Photo: Kevin Winter / Getty Images Entertainment / Getty Images
Music legend Little Joe and his company, La Familia Enterprises Inc., have filed a civil lawsuit in Hidalgo County against Edinburg author Emma González and her publishing company, County Rd.34 Publishings, alleging the co-author and publisher improperly took control of Little Joe’s 2020 biography and the profits it generated.
MySA.com reports according to court filings, the complaint — filed September 5 in Hidalgo County — accuses González and her company of breach of contract, fraud and unjust enrichment, and seeks more than $1 million in damages as well as a court declaration voiding a second agreement that Hernández says transferred his rights in the book.

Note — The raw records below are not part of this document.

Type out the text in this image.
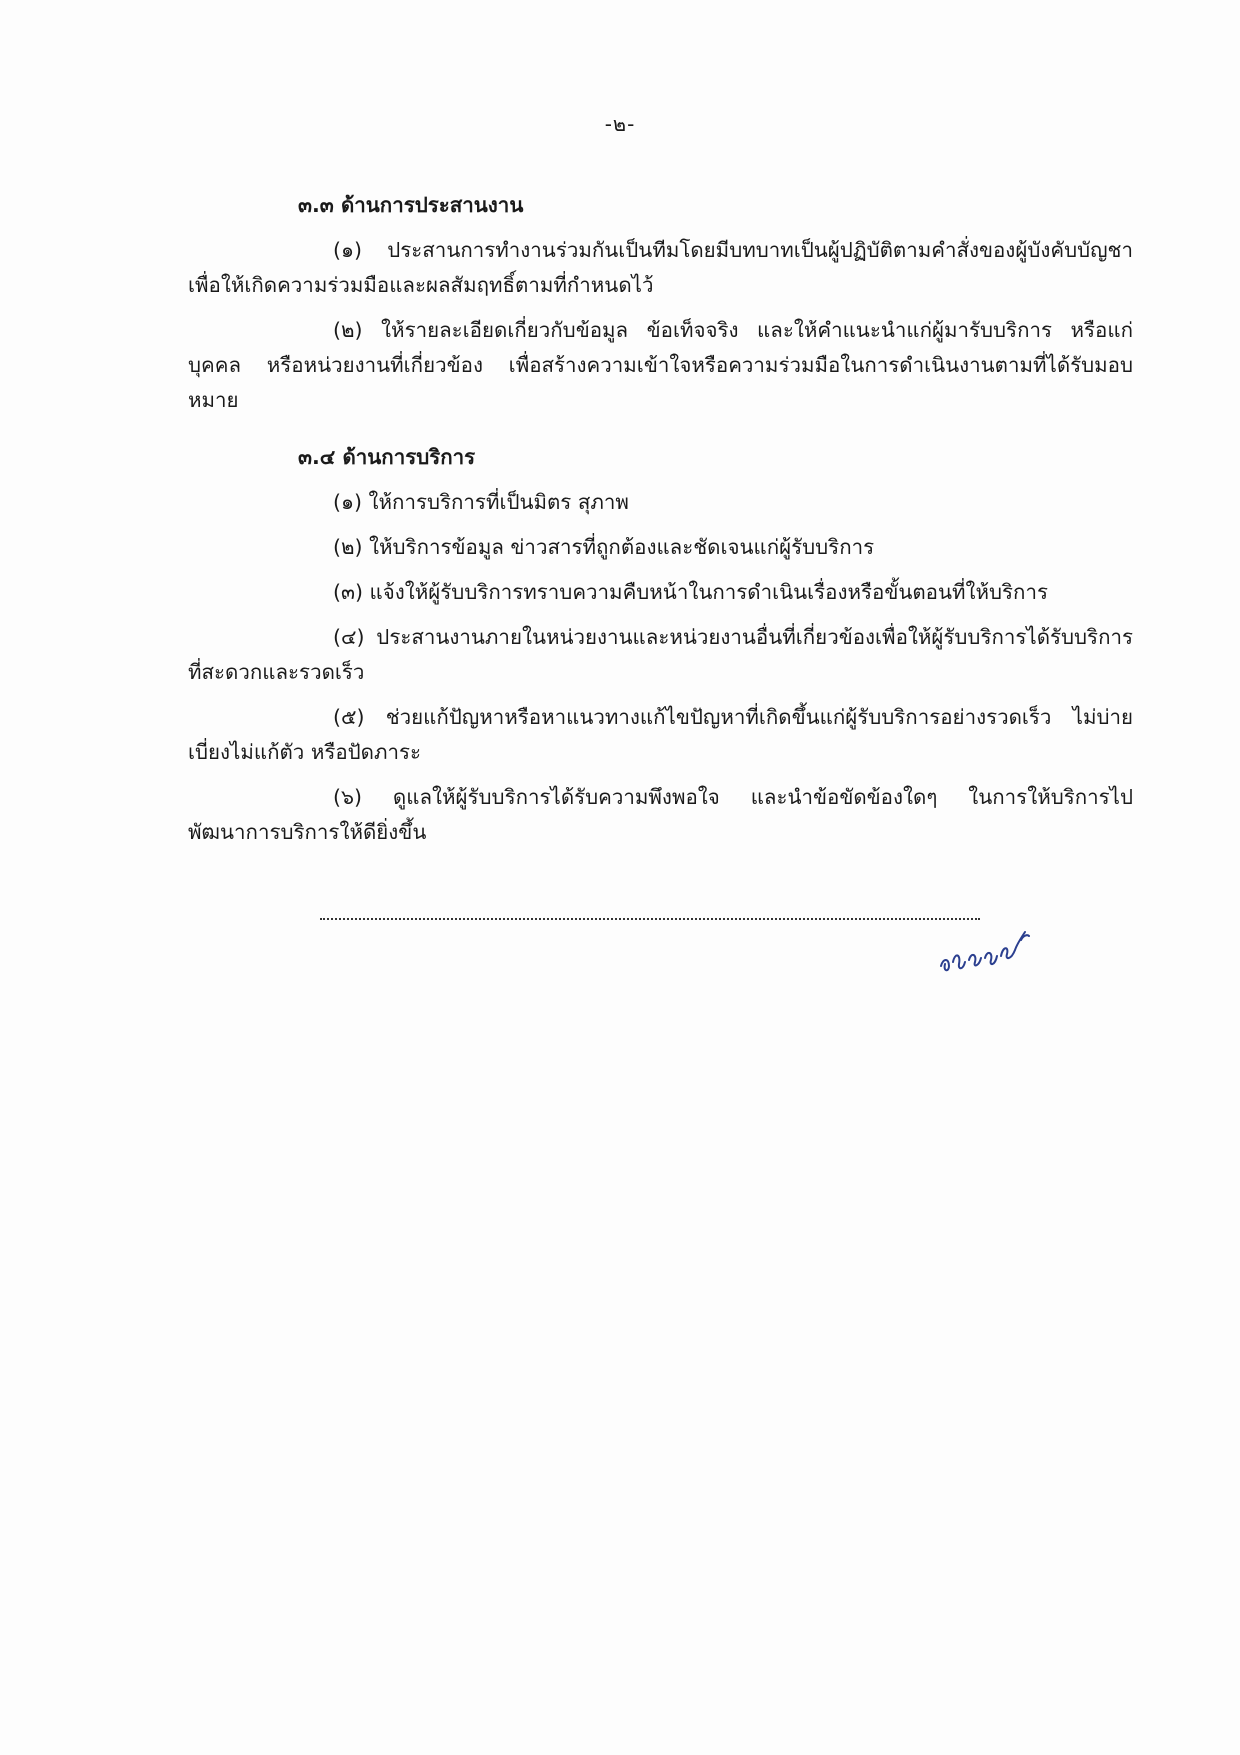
-๒-
๓.๓ ด้านการประสานงาน

(๑) ประสานการทำงานร่วมกันเป็นทีมโดยมีบทบาทเป็นผู้ปฏิบัติตามคำสั่งของผู้บังคับบัญชา เพื่อให้เกิดความร่วมมือและผลสัมฤทธิ์ตามที่กำหนดไว้

(๒) ให้รายละเอียดเกี่ยวกับข้อมูล ข้อเท็จจริง และให้คำแนะนำแก่ผู้มารับบริการ หรือแก่บุคคล หรือหน่วยงานที่เกี่ยวข้อง เพื่อสร้างความเข้าใจหรือความร่วมมือในการดำเนินงานตามที่ได้รับมอบหมาย

๓.๔ ด้านการบริการ

(๑) ให้การบริการที่เป็นมิตร สุภาพ

(๒) ให้บริการข้อมูล ข่าวสารที่ถูกต้องและชัดเจนแก่ผู้รับบริการ

(๓) แจ้งให้ผู้รับบริการทราบความคืบหน้าในการดำเนินเรื่องหรือขั้นตอนที่ให้บริการ

(๔) ประสานงานภายในหน่วยงานและหน่วยงานอื่นที่เกี่ยวข้องเพื่อให้ผู้รับบริการได้รับบริการที่สะดวกและรวดเร็ว

(๕) ช่วยแก้ปัญหาหรือหาแนวทางแก้ไขปัญหาที่เกิดขึ้นแก่ผู้รับบริการอย่างรวดเร็ว ไม่บ่ายเบี่ยงไม่แก้ตัว หรือปัดภาระ

(๖) ดูแลให้ผู้รับบริการได้รับความพึงพอใจ และนำข้อขัดข้องใดๆ ในการให้บริการไปพัฒนาการบริการให้ดียิ่งขึ้น
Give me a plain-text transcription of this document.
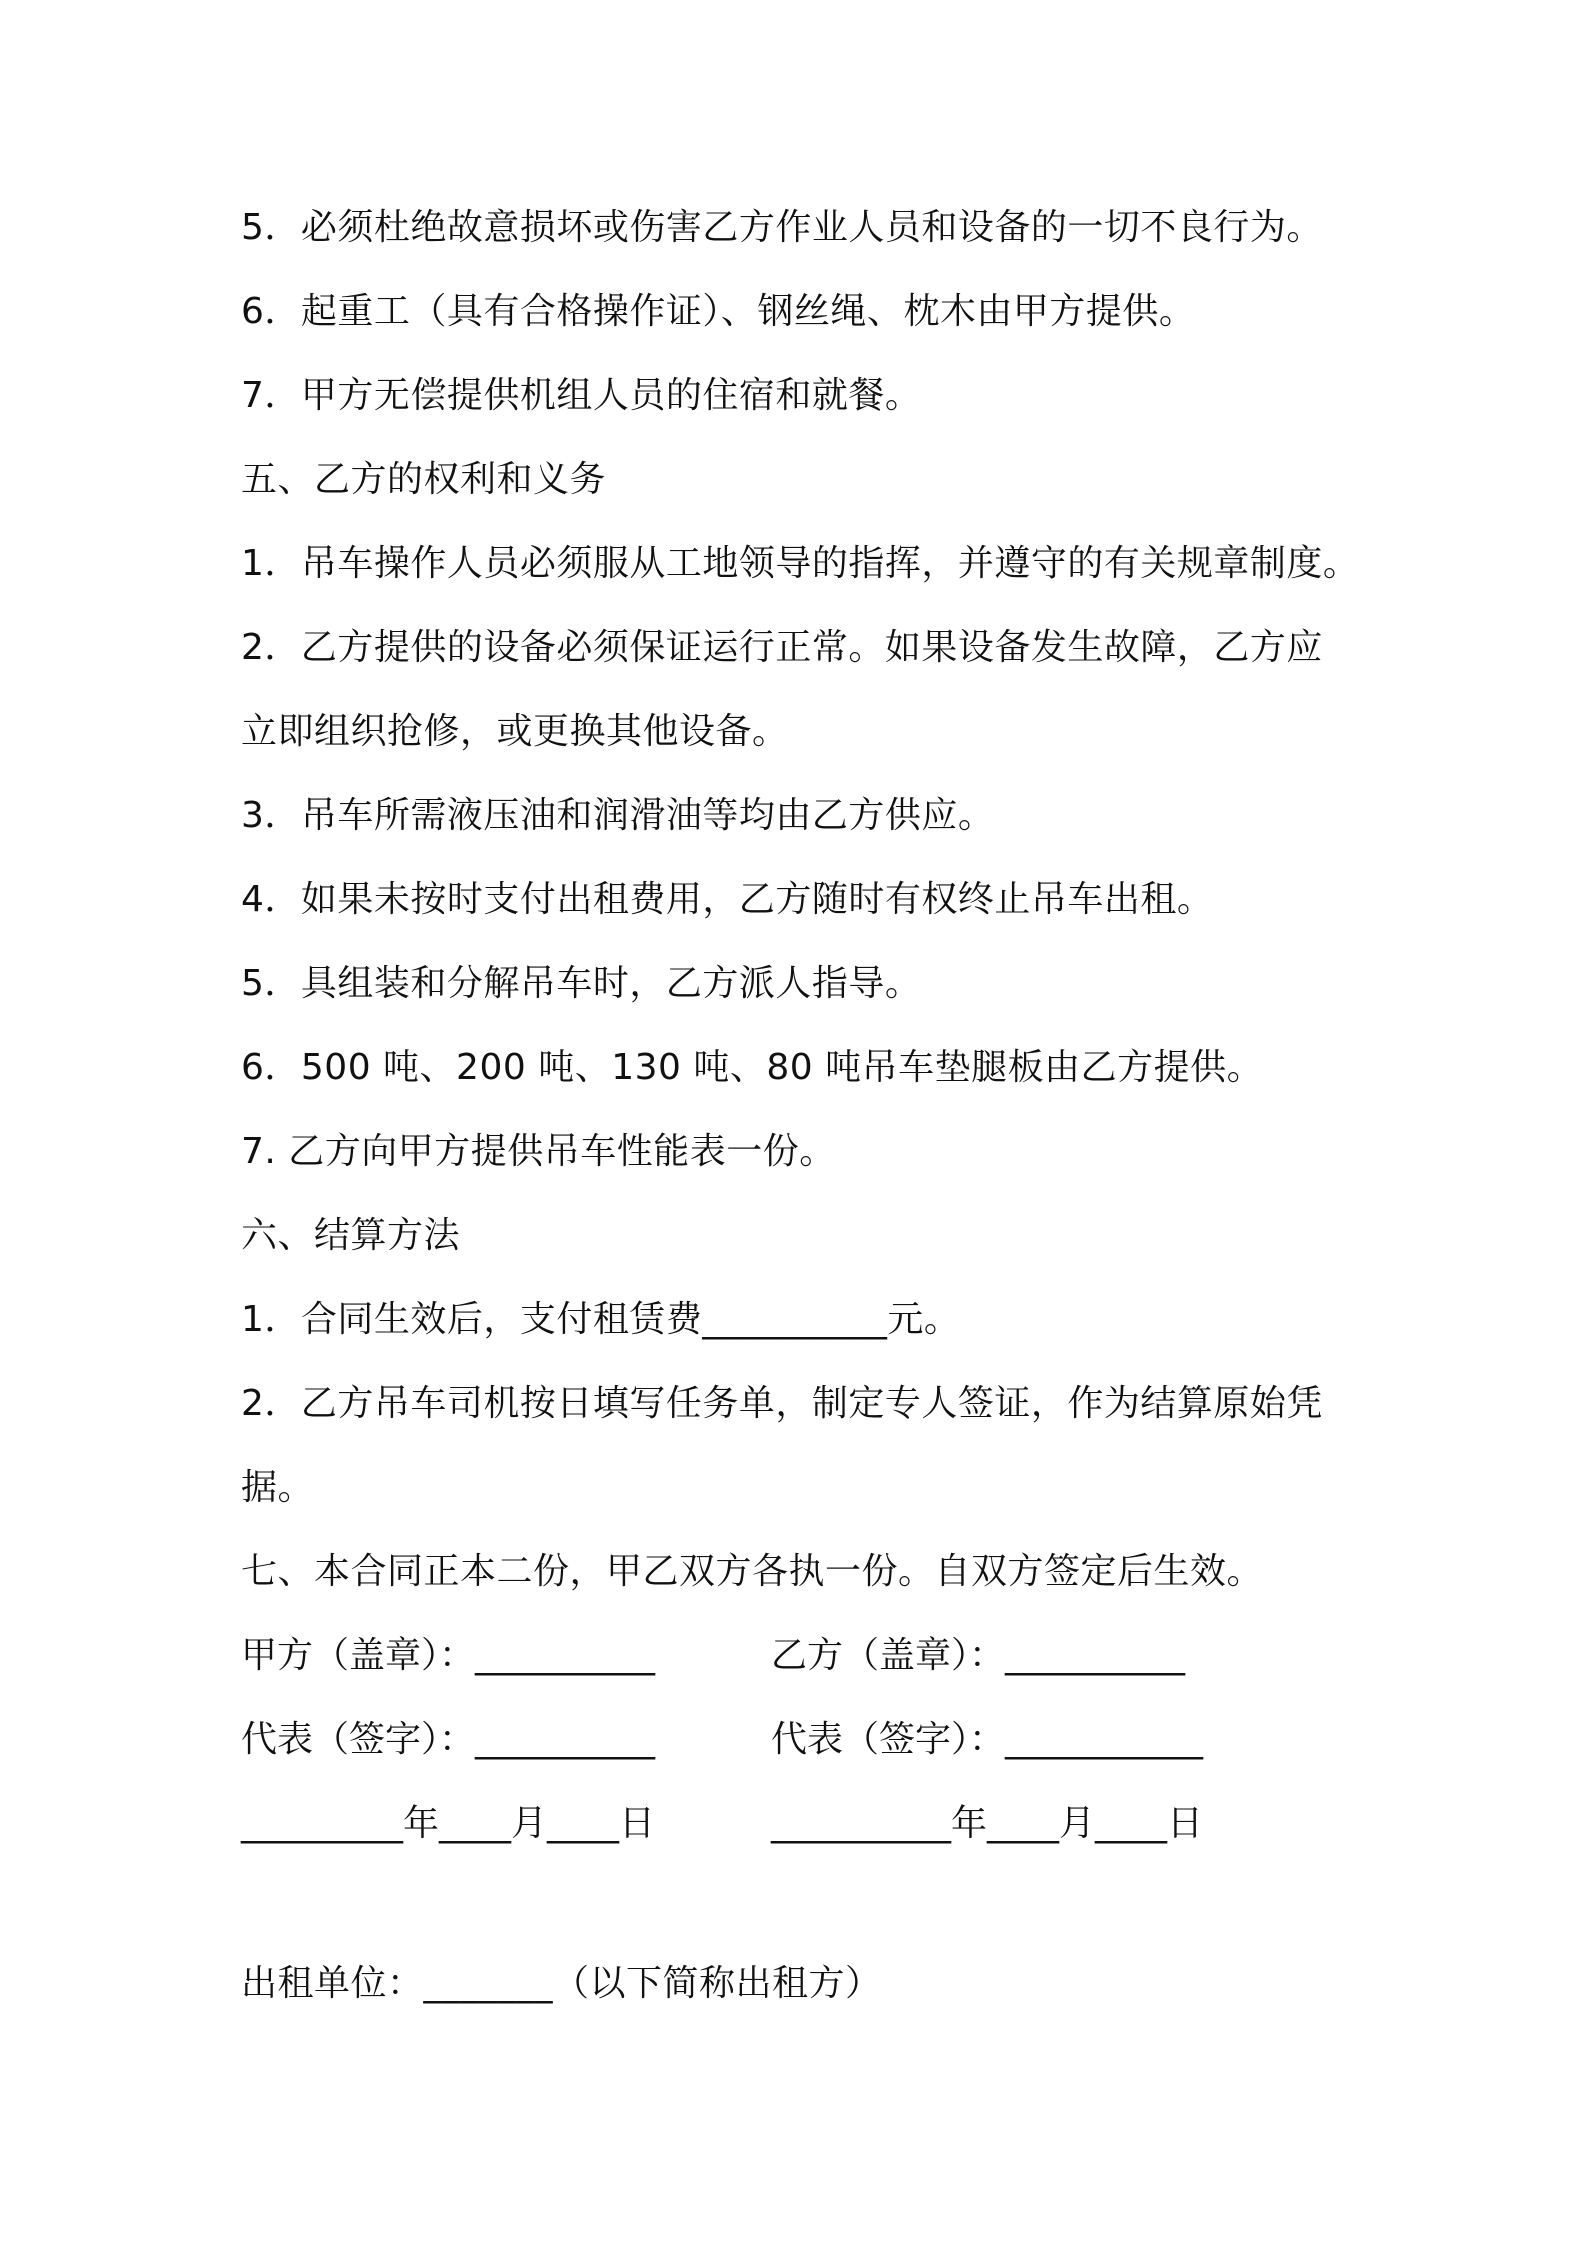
5．必须杜绝故意损坏或伤害乙方作业人员和设备的一切不良行为。
6．起重工（具有合格操作证）、钢丝绳、枕木由甲方提供。
7．甲方无偿提供机组人员的住宿和就餐。
五、乙方的权利和义务
1．吊车操作人员必须服从工地领导的指挥，并遵守的有关规章制度。
2．乙方提供的设备必须保证运行正常。如果设备发生故障，乙方应
立即组织抢修，或更换其他设备。
3．吊车所需液压油和润滑油等均由乙方供应。
4．如果未按时支付出租费用，乙方随时有权终止吊车出租。
5．具组装和分解吊车时，乙方派人指导。
6．500 吨、200 吨、130 吨、80 吨吊车垫腿板由乙方提供。
7. 乙方向甲方提供吊车性能表一份。
六、结算方法
1．合同生效后，支付租赁费__________元。
2．乙方吊车司机按日填写任务单，制定专人签证，作为结算原始凭
据。
七、本合同正本二份，甲乙双方各执一份。自双方签定后生效。
甲方（盖章）：__________	乙方（盖章）：__________
代表（签字）：__________	代表（签字）：___________
_________年____月____日	__________年____月____日
出租单位：_______（以下简称出租方）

The dispute centers on the biography Little Joe ¡No Llore, Chingón! An American Story — The Life of Little Joe, which was published in May 2020 and has been the subject of regional coverage and award recognition. The complaint says Little Joe and González initially agreed that he would retain control of the work and receive royalties, but that he was later induced to sign a second contract that purported to transfer 100% of the book’s rights to County Rd.34 Publishings — an agreement the “King of the Brown Sound” now argues he signed without understanding its consequences. The biography is promoted on County Rd.34’s website and is listed on booksellers’ pages.
The suit asks the court to void that second agreement, award Little Joe control of his intellectual property and accounting for profits from the book, and award compensatory damages in excess of $1 million. According to the report, Emma González featured the book among her titles on her publishing site and had not yet been formally served when the news was published.
This legal fight comes as Little Joe — a five-time Grammy winner and a 2023 National Heritage Fellowship recipient — has seen his life and career celebrated in print and onstage for decades. The biography received attention and awards after its release, and Little Joe worked with González because of shared experiences growing up as migrant farmworkers, according to interviews and coverage about the book.
“Her life story is so similar to mine, grew up as migrant kids pickin’ and workin’ in the fields,” Little Joe said in an interview with Tejano Nation radio affiliate La Voz 93.3 FM in Abilene, Texas, in 2019. “I figured that she would be able to really deliver my message.”
What’s next: the Hidalgo County complaint sets the stage for discovery and, if the parties do not reach a settlement, a possible trial to resolve who owns the rights and profits tied to Little Joe’s life story.